Ihre Amtsführung steht in der Kritik: die Archivdirektorin Sandra Richter Foto: dpa/Fabian Sommer

Die Konflikte im Deutschen Literaturarchiv Marbach schlagen immer höhere Wellen: Jetzt macht eine Anfrage eines SPD-Abgeordneten die innerbetrieblichen Auseinandersetzungen zum Thema für die Landesregierung.

Marbach - Die Schlagzeilen über die Querelen rund um das Deutsche Literaturarchiv (DLA) Marbach und seine Direktorin Sandra Richter reißen nicht ab – und beschäftigen nun auch die baden-württembergische Landesregierung. Nachdem in mehreren Medien über die Streitigkeiten auf der Schillerhöhe berichtet wurde, hat nun der SPD-Landtagsabgeordnete Martin Rivoir eine Anfrage an das zuständige Wissenschaftsministerium gestellt.

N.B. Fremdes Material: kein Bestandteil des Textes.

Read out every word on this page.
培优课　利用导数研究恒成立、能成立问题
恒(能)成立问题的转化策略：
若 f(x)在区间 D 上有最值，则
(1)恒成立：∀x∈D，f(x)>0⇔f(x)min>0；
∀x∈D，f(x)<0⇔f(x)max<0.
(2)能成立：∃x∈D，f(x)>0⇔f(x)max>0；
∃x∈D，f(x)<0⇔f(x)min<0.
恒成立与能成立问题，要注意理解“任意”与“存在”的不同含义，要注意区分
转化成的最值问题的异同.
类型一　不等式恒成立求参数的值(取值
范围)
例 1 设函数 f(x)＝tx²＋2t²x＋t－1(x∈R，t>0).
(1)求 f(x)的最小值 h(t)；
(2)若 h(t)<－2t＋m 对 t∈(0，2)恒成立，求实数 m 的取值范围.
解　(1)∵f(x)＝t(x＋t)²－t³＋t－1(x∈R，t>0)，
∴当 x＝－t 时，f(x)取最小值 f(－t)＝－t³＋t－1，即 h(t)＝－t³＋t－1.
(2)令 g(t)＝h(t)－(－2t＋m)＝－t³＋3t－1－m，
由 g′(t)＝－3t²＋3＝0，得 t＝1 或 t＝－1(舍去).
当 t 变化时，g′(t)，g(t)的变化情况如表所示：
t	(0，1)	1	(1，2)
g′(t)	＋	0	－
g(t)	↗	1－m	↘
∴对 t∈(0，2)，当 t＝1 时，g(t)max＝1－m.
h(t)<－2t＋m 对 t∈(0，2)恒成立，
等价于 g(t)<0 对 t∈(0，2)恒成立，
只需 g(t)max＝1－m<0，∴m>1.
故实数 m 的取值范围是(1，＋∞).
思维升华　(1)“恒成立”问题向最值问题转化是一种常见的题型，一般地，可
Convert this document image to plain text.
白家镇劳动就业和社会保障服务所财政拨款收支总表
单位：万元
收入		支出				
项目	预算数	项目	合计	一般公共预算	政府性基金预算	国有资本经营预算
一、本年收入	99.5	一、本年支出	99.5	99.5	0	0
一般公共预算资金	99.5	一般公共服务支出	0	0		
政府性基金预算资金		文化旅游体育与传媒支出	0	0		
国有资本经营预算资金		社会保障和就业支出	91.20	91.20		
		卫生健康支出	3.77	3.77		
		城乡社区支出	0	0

Der Ulmer Politiker fordert darin Aufklärung über die „personalrechtlichen und innerbetrieblichen Auseinandersetzungen mit aktuellen und ehemaligen Mitarbeiterinnen und Mitarbeitern“ der Marbacher Institution sowie Informationen über die Hintergründe der „Kritik an der Amtsführung der aktuellen Leitung“. Zudem erhofft sich Rivoir Klärung darüber, „wie schwerwiegend“ die Personalkonflikte in dem „über das Land hinausstrahlenden“ Haus seien und inwieweit diese auch dessen „nationales und internationales Renommee“ beeinträchtigen könnten.

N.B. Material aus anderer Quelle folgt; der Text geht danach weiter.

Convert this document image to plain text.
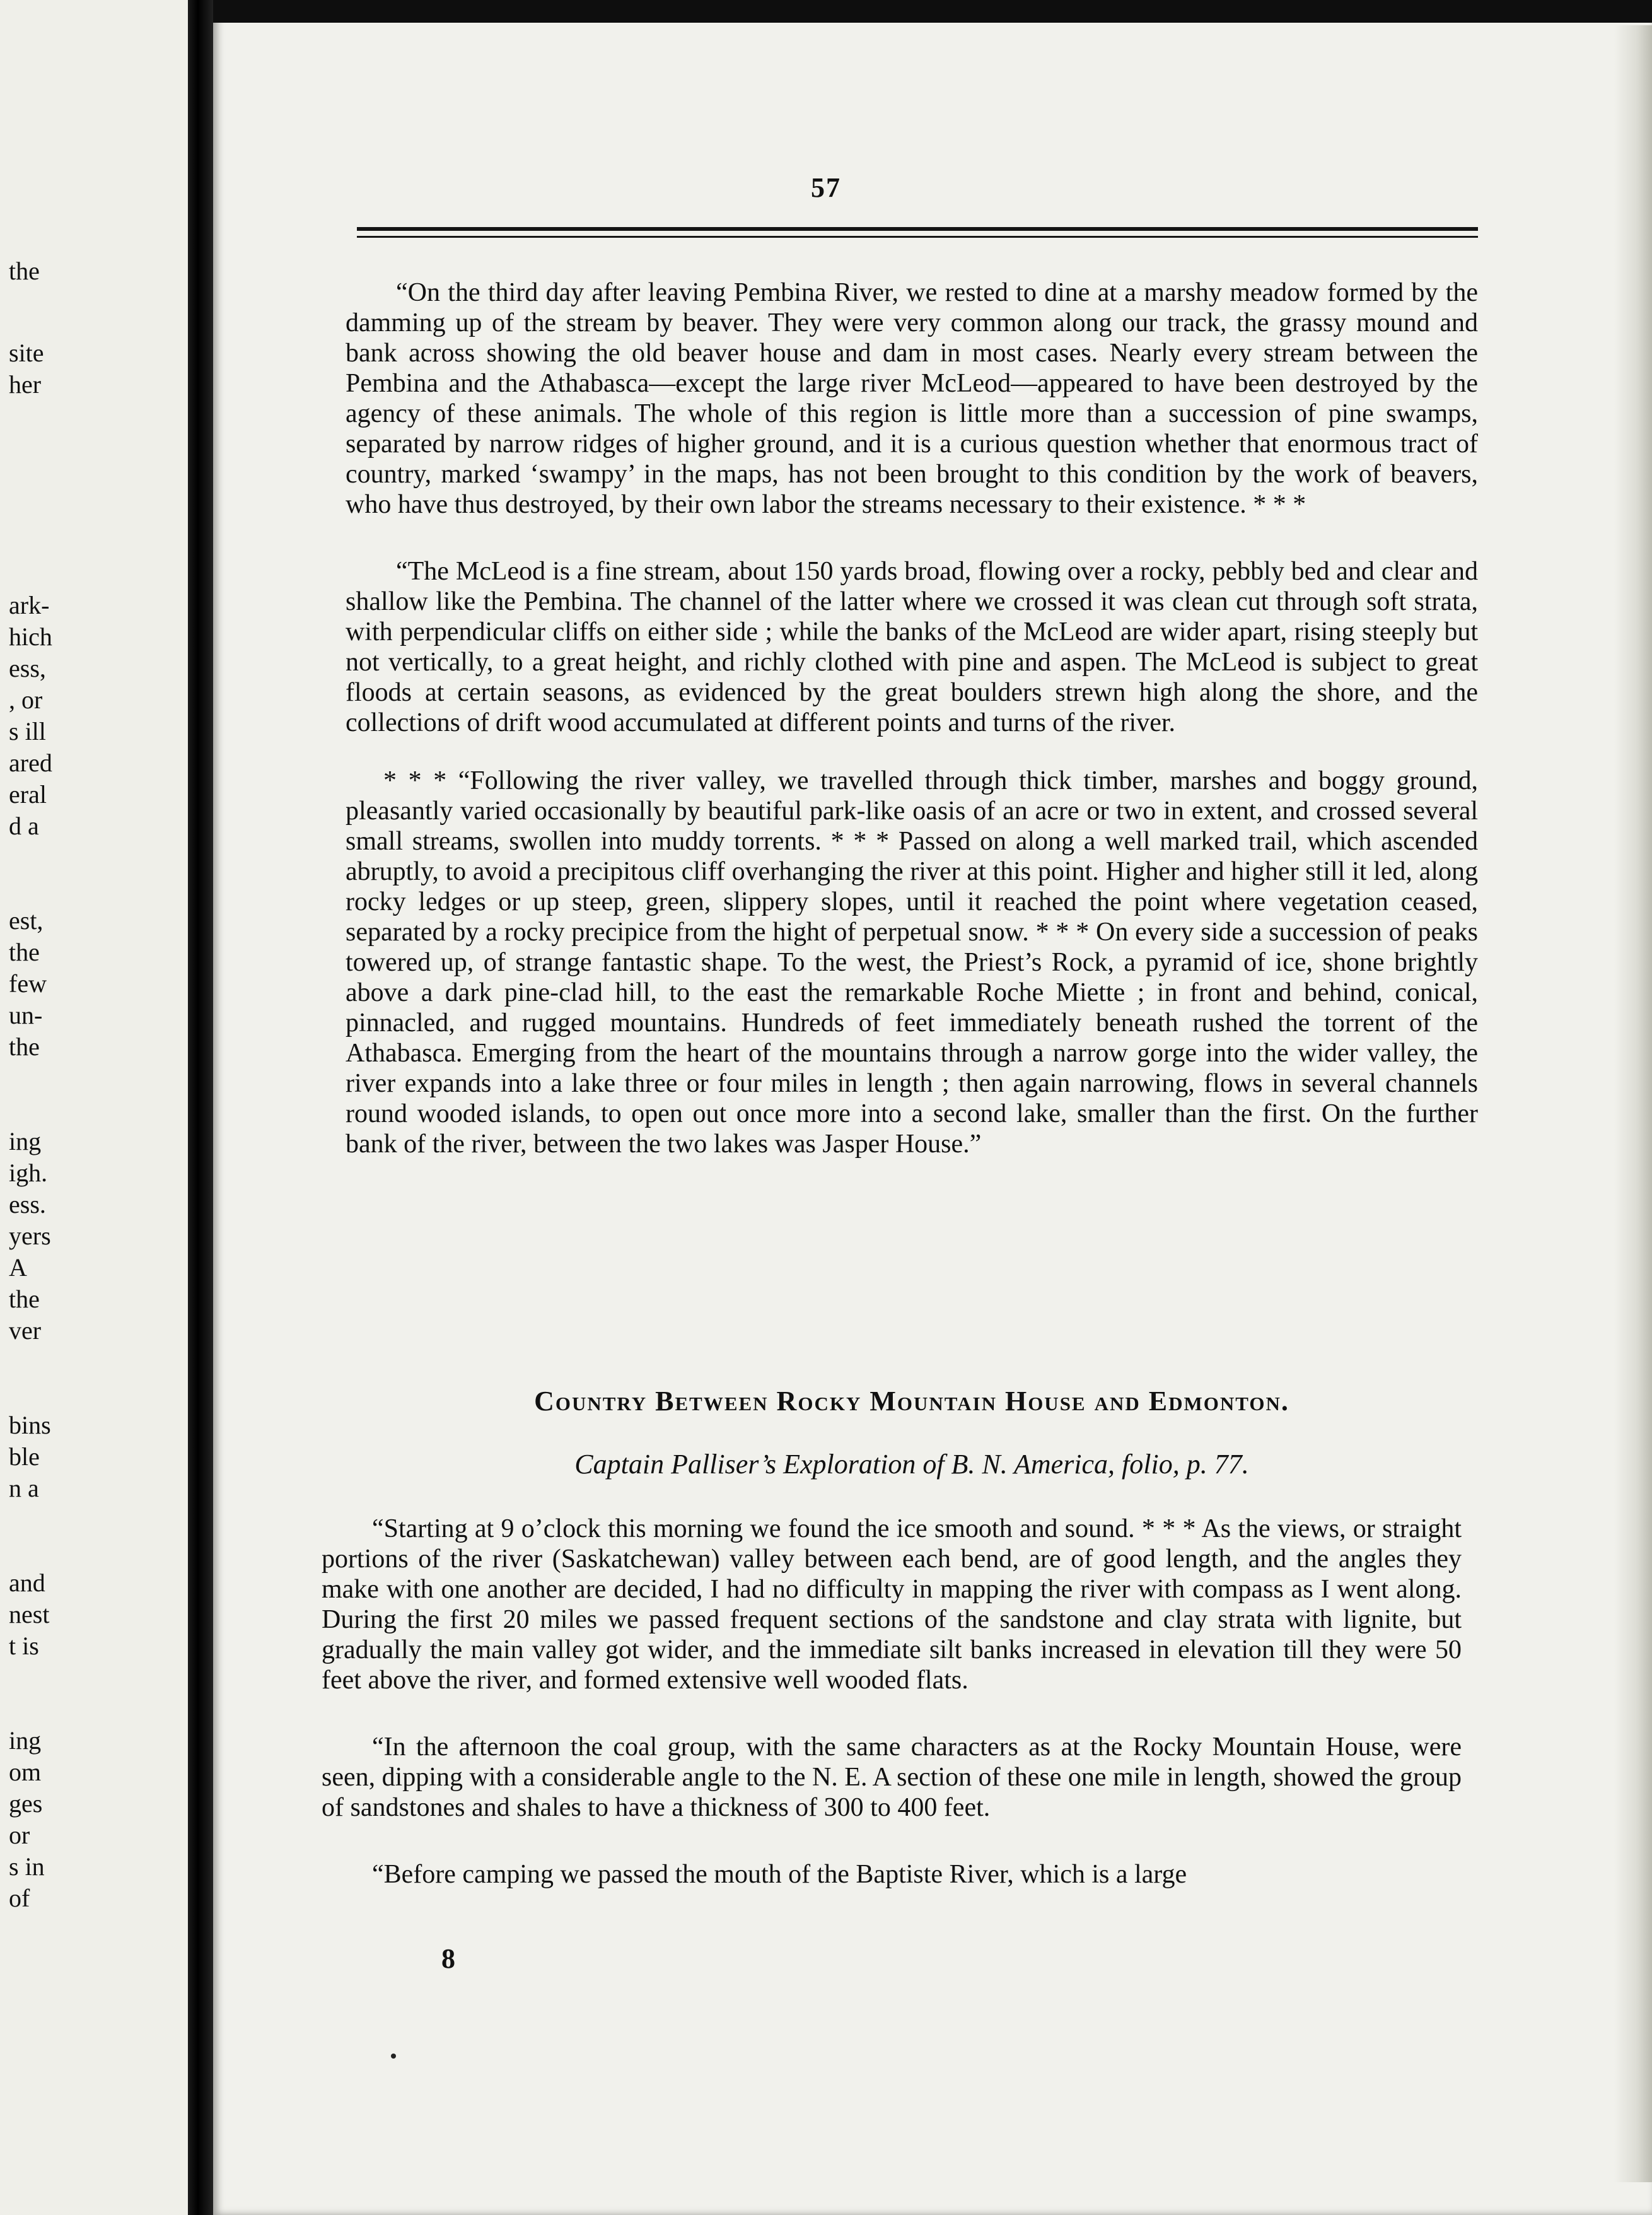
the
site
her
ark-
hich
ess,
, or
s ill
ared
eral
d a
est,
the
few
un-
the
ing
igh.
ess.
yers
A
the
ver
bins
ble
n a
and
nest
t is
ing
om
ges
or
s in
of
57

“On the third day after leaving Pembina River, we rested to dine at a marshy meadow formed by the damming up of the stream by beaver. They were very common along our track, the grassy mound and bank across showing the old beaver house and dam in most cases. Nearly every stream between the Pembina and the Athabasca—except the large river McLeod—appeared to have been destroyed by the agency of these animals. The whole of this region is little more than a succession of pine swamps, separated by narrow ridges of higher ground, and it is a curious question whether that enormous tract of country, marked ‘swampy’ in the maps, has not been brought to this condition by the work of beavers, who have thus destroyed, by their own labor the streams necessary to their existence. * * *

“The McLeod is a fine stream, about 150 yards broad, flowing over a rocky, pebbly bed and clear and shallow like the Pembina. The channel of the latter where we crossed it was clean cut through soft strata, with perpendicular cliffs on either side ; while the banks of the McLeod are wider apart, rising steeply but not vertically, to a great height, and richly clothed with pine and aspen. The McLeod is subject to great floods at certain seasons, as evidenced by the great boulders strewn high along the shore, and the collections of drift wood accumulated at different points and turns of the river.

* * * “Following the river valley, we travelled through thick timber, marshes and boggy ground, pleasantly varied occasionally by beautiful park-like oasis of an acre or two in extent, and crossed several small streams, swollen into muddy torrents. * * * Passed on along a well marked trail, which ascended abruptly, to avoid a precipitous cliff overhanging the river at this point. Higher and higher still it led, along rocky ledges or up steep, green, slippery slopes, until it reached the point where vegetation ceased, separated by a rocky precipice from the hight of perpetual snow. * * * On every side a succession of peaks towered up, of strange fantastic shape. To the west, the Priest’s Rock, a pyramid of ice, shone brightly above a dark pine-clad hill, to the east the remarkable Roche Miette ; in front and behind, conical, pinnacled, and rugged mountains. Hundreds of feet immediately beneath rushed the torrent of the Athabasca. Emerging from the heart of the mountains through a narrow gorge into the wider valley, the river expands into a lake three or four miles in length ; then again narrowing, flows in several channels round wooded islands, to open out once more into a second lake, smaller than the first. On the further bank of the river, between the two lakes was Jasper House.”

Country Between Rocky Mountain House and Edmonton.
Captain Palliser’s Exploration of B. N. America, folio, p. 77.

“Starting at 9 o’clock this morning we found the ice smooth and sound. * * * As the views, or straight portions of the river (Saskatchewan) valley between each bend, are of good length, and the angles they make with one another are decided, I had no difficulty in mapping the river with compass as I went along. During the first 20 miles we passed frequent sections of the sandstone and clay strata with lignite, but gradually the main valley got wider, and the immediate silt banks increased in elevation till they were 50 feet above the river, and formed extensive well wooded flats.

“In the afternoon the coal group, with the same characters as at the Rocky Mountain House, were seen, dipping with a considerable angle to the N. E. A section of these one mile in length, showed the group of sandstones and shales to have a thickness of 300 to 400 feet.

“Before camping we passed the mouth of the Baptiste River, which is a large

8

Das Archiv soll zum parlamentarischen Vorgang werden

Er sei überrascht gewesen, was jüngst in den Zeitungen über das DLA geschrieben wurde, so Rivoir gegenüber unserer Zeitung; mit der Anfrage wolle er die Situation am Literaturarchiv zum parlamentarischen Vorgang machen, schließlich handle es sich um eine Einrichtung, bei der neben dem Bund das Land mit in der Verantwortung sei. Laut Rivoir werde die Anfrage voraussichtlich bei der nächsten Sitzung des Wissenschaftsausschusses nach der Sommerpause auf der Tagesordnung stehen.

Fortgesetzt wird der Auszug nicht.